Saturday, September 10, 2005

 

Hurricane Katrina: America's Shallow Fervor

I am consistently amazed and appalled by America’s ability to respond to situations of tragedy with such shallow fervor. Whatever hints of this concept were planted by the frantic flag-waving response to 9/11 have blossomed into a depressing certainty in the wake of the response to hurricane Katrina. My despair over the overtly aphoristic, pre-packaged soundbytes of Americans coping with tragedy is only deepened by the evaporation of criminals’ consciences that seemed temporarily invoked by the collective human victimization during 9/11 and the tsunami in the Indian Ocean.

In September and October of 2001, American flags suddenly plastered the doors and windows of every home, office and passing car as if someone had taken a giant paintbrush and splattered red, white and blue all over the country. After the tsunami in southeast Asia, a flood of sympathy and cash flowed out of Americans’ pockets and into the waiting and deserving arms of relief organizations. Americans were so anxious to give, in fact, that the channels through which money was funneled clogged. Americans were so anxious to contribute that their money took months to arrive in the crippled areas of the world, waiting in limbo while administrators scratched at the enormous volume of backlogged donations. Americans were so anxious to donate to tsunami funds that dozens of other worthy charities in the country suffered critical blows.

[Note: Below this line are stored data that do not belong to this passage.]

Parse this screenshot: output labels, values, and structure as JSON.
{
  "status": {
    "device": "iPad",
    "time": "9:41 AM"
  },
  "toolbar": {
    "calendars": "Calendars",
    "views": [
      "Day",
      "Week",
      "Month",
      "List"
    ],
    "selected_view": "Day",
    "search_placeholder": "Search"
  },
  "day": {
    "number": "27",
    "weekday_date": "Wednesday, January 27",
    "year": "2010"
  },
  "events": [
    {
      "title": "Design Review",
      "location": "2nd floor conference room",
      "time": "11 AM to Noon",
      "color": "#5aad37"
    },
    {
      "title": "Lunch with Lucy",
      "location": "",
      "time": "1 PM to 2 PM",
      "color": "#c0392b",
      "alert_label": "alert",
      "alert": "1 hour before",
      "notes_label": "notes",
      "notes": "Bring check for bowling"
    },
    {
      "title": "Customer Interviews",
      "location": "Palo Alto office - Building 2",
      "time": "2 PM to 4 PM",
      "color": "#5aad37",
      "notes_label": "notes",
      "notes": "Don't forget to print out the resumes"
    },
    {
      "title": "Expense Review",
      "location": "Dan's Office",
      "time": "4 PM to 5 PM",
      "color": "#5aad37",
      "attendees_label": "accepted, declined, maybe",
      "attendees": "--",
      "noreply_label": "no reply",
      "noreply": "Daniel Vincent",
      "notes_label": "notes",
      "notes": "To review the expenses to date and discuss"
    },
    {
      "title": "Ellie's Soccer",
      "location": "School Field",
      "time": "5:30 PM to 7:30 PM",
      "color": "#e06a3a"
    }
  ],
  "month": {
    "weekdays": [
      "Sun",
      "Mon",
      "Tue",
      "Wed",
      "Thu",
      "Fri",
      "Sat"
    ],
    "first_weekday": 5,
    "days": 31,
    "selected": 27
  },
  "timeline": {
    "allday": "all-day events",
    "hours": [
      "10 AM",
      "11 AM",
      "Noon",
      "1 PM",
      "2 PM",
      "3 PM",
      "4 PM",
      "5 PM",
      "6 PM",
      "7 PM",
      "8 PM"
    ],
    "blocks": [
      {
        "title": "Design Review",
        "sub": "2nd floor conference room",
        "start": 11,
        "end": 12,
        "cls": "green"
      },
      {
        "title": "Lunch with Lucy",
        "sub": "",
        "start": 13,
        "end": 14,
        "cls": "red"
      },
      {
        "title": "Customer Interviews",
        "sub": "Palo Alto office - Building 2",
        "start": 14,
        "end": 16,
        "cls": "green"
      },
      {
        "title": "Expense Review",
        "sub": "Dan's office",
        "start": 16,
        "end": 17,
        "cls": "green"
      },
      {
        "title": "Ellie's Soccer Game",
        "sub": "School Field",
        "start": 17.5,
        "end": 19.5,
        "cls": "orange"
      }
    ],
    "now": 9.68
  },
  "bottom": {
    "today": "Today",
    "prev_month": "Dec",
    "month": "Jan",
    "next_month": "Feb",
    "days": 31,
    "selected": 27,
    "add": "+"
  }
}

Now, like a distance runner sprinting too often too early, we are stumbling towards the next lap too weary to summon our previous enthusiasm. Three monumental tragedies in the past four years have beleaguered the American conscious. Now as if jaded to tragedy, as if we’ve waited long enough to tell a morbid joke and laugh, American’s have begun to abuse national tragedy for personal gain. After 9/11 no one even considered looting or damaging abandoned Manhattan stores. After the tsunami no one even considered siphoning from the flow of money destined for southeastern Asia. But now, in the wake of nearly unprecedented damage at the hands of nature, New Orleans has been racked by nearly unprecedented and callous crime at the hands of Americans.

I would like to believe that the immediate outpour of American sympathies have been genuine, but when violence and fraud tread so closely on its heels, this is a difficult line to accept. I hope that the mainstream of America remains as awestruck and genuinely empathic as this catastrophe begs. It seems, though, that whatever aspect of the world tragedies had shamed scam artists – who seem uniquely rampant thanks to American society and culture – into developing a conscience has faded. Donation scams have cropped up everywhere.

Though this kind of looting and scamming seems to thrive uniquely through American society, it is true that it does not reflect the majority of Americans. For this I am thankful, but it is still disconcerting that Americans tend to identify more with soundbytes and sensationalist headlines than in-depth objective reporting. It’s still disconcerting that Americans want their news and empathy as pre-packaged as their bigmacs. People get furious without ever knowing exactly what it is they are talking about. Often times it is all they can do to regurgitate the soundbytes they are fed.